All those barking dogs in my dreams! And now
they know me and don’t bark. A cat screams from the yard.
I’d live with you, but I wouldn’t marry you, is what
my father said, offhandedly, from the couch.
He’s dead now. And the sentence burns in my heart.
Jane’s voice belongs to another world:
the world I entered when I decided to leave my father.
Sometimes the island wavers and shimmers underfoot,
but the bridge appears when you walk across it—that’s
how it works, right? There’s no end to this.
More
More snow falling, and the scrape of a shovel…
a layer of snow on top of the seeds in the feeder outside the porch window.

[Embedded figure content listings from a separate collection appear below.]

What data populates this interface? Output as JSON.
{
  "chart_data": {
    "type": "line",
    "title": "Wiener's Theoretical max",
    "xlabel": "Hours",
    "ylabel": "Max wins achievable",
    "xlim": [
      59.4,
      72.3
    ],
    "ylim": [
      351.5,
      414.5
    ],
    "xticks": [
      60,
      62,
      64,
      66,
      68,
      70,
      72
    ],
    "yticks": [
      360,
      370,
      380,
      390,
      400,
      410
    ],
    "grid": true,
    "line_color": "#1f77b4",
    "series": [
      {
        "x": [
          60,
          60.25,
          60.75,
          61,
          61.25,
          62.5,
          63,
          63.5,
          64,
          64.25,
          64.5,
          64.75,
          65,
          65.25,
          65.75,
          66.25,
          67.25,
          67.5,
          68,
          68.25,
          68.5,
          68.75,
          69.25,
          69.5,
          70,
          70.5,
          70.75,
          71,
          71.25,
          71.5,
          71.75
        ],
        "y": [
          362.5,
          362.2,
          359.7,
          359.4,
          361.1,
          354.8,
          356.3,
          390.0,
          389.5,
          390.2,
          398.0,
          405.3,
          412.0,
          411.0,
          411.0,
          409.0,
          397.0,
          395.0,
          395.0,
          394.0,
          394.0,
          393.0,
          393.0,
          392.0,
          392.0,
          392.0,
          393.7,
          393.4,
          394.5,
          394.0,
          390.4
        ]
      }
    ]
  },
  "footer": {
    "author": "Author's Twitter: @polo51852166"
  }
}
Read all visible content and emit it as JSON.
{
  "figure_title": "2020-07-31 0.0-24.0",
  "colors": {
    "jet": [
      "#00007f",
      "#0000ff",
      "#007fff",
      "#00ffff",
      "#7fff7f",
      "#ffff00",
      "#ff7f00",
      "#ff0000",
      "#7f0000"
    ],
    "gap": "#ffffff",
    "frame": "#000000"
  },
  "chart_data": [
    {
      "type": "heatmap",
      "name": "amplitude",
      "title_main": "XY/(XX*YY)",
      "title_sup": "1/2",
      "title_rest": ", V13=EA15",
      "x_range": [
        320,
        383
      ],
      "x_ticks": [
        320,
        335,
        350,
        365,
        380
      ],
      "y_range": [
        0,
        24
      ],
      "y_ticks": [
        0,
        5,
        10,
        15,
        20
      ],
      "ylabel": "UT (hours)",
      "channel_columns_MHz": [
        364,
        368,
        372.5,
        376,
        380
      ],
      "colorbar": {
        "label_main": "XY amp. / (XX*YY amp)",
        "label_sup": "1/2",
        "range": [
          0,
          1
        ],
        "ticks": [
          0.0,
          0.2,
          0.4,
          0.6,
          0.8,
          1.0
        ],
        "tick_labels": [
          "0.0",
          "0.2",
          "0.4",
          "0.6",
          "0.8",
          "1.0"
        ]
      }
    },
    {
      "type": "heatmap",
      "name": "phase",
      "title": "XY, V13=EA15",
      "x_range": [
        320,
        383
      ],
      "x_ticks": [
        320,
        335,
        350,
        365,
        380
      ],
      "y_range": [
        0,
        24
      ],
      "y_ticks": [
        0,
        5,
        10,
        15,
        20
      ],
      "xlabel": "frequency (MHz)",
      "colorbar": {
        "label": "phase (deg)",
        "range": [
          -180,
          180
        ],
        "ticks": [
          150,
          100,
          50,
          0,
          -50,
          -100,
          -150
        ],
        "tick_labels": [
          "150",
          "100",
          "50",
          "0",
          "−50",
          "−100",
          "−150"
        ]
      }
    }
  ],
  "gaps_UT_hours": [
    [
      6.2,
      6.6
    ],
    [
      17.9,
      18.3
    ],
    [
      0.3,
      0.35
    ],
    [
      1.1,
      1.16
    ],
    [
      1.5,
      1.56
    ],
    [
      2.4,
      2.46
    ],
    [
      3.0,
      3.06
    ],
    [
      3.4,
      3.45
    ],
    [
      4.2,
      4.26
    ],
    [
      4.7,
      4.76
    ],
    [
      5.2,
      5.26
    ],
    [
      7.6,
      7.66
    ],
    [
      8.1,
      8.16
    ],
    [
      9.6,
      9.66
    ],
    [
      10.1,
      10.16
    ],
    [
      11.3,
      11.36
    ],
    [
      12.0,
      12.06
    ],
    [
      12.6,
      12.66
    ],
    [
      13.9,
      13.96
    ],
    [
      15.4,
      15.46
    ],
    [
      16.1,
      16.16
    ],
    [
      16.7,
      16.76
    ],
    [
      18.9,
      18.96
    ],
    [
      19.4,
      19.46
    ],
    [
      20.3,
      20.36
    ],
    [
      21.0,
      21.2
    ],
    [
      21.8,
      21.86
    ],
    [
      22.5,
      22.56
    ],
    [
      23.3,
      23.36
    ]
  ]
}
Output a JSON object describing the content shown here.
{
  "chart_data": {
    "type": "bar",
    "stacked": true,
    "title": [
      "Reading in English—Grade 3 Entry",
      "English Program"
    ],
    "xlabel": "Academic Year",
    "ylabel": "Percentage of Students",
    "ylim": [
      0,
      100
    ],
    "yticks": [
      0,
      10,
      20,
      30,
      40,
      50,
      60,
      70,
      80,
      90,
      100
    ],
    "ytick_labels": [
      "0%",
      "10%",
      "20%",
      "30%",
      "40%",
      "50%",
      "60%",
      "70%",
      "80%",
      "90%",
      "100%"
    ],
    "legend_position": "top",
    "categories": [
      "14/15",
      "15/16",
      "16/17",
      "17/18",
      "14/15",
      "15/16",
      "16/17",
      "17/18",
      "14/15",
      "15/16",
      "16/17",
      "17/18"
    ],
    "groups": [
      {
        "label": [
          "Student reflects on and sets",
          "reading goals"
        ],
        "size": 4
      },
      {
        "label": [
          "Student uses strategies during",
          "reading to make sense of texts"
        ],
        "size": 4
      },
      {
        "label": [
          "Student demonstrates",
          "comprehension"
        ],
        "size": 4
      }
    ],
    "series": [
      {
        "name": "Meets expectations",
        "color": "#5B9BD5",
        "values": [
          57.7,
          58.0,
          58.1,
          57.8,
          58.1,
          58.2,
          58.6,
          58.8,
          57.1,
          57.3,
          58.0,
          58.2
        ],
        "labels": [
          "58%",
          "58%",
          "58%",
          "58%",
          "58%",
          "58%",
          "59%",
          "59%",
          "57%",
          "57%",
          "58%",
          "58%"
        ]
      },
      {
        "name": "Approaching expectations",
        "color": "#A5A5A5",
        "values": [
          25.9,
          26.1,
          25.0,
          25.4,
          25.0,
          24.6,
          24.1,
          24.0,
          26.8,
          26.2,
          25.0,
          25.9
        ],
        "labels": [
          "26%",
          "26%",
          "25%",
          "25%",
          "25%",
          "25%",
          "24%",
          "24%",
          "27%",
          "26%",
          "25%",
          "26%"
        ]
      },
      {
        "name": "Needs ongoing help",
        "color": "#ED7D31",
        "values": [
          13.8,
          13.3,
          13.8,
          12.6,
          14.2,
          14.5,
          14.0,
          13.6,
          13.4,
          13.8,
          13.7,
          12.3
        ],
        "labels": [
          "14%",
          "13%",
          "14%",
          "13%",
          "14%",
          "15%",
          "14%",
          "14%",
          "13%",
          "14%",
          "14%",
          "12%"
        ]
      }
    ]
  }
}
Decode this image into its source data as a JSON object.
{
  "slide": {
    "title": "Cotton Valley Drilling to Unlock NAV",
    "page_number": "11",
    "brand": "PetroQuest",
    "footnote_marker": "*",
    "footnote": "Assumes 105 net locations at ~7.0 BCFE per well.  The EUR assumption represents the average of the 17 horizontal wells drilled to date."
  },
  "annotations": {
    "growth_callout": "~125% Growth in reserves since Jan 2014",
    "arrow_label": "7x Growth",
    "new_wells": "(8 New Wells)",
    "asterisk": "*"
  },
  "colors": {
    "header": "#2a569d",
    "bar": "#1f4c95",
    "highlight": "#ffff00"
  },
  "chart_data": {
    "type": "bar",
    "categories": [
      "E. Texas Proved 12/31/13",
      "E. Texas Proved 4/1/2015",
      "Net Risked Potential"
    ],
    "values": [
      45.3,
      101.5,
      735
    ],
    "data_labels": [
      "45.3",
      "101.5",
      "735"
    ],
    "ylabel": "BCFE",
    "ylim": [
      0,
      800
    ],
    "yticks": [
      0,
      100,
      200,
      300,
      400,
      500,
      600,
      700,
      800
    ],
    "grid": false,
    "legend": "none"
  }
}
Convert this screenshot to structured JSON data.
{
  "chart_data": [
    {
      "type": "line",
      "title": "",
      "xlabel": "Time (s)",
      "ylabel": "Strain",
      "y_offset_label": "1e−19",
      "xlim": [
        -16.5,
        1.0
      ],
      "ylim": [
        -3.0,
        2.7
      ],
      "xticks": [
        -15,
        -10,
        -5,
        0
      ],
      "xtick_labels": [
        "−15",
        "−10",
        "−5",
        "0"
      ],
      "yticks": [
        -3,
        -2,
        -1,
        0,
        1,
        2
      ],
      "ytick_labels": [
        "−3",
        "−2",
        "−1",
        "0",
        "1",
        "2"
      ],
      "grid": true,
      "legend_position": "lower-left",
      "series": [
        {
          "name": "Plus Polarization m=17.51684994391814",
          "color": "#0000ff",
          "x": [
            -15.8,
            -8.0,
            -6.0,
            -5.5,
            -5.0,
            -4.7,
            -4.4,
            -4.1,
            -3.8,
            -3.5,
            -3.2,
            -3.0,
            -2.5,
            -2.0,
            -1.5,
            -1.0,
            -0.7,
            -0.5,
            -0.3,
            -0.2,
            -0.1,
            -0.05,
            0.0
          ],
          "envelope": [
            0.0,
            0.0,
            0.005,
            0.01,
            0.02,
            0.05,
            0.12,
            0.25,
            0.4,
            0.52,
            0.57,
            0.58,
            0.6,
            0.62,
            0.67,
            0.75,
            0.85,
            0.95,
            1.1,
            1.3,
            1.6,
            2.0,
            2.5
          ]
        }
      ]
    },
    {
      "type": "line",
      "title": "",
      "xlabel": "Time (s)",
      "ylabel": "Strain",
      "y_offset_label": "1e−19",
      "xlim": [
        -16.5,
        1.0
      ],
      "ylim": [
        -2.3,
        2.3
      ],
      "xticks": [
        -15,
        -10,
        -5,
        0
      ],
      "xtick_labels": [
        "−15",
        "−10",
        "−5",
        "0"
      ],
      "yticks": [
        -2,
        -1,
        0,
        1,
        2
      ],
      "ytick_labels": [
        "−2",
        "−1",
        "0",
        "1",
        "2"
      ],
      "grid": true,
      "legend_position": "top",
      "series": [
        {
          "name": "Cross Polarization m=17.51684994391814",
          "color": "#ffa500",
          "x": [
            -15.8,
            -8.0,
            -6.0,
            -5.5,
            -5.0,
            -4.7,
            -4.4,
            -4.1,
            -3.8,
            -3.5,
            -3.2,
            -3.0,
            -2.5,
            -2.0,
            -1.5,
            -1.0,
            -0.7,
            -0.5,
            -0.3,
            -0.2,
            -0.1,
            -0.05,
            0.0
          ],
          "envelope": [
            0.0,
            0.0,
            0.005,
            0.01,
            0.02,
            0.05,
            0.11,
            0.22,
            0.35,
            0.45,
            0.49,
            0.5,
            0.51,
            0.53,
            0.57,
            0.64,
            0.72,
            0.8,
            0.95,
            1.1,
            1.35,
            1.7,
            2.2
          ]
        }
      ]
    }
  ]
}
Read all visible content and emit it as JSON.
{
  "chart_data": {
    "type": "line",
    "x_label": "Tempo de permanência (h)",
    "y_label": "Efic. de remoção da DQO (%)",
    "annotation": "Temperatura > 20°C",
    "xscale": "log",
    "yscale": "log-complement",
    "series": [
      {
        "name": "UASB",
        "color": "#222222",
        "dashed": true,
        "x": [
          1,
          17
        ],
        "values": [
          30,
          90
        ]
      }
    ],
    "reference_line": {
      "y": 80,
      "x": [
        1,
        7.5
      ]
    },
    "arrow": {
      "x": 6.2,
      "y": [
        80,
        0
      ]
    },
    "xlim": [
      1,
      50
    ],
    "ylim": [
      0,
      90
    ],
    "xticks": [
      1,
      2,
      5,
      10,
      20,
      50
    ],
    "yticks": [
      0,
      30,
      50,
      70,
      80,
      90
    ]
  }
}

It looks like a geological map now: the little world in layers: water then silt
then rock. Wishing a rock into water doesn’t work.
I can reach through the open window and scoop off the snow, scattering it
down the four stories with my hand.
But nothing I can do will hurry him or promise it. It might be hours or days
before he appears at the door and sits me down and lays his head in my lap.
Separation
Driving out of town, I see him crossing
the Brooks Pharmacy parking lot, and remember
how
he would drop to his knees in the kitchen
and press his face to my dress, his cheek flat against
my belly as if he were listening for something.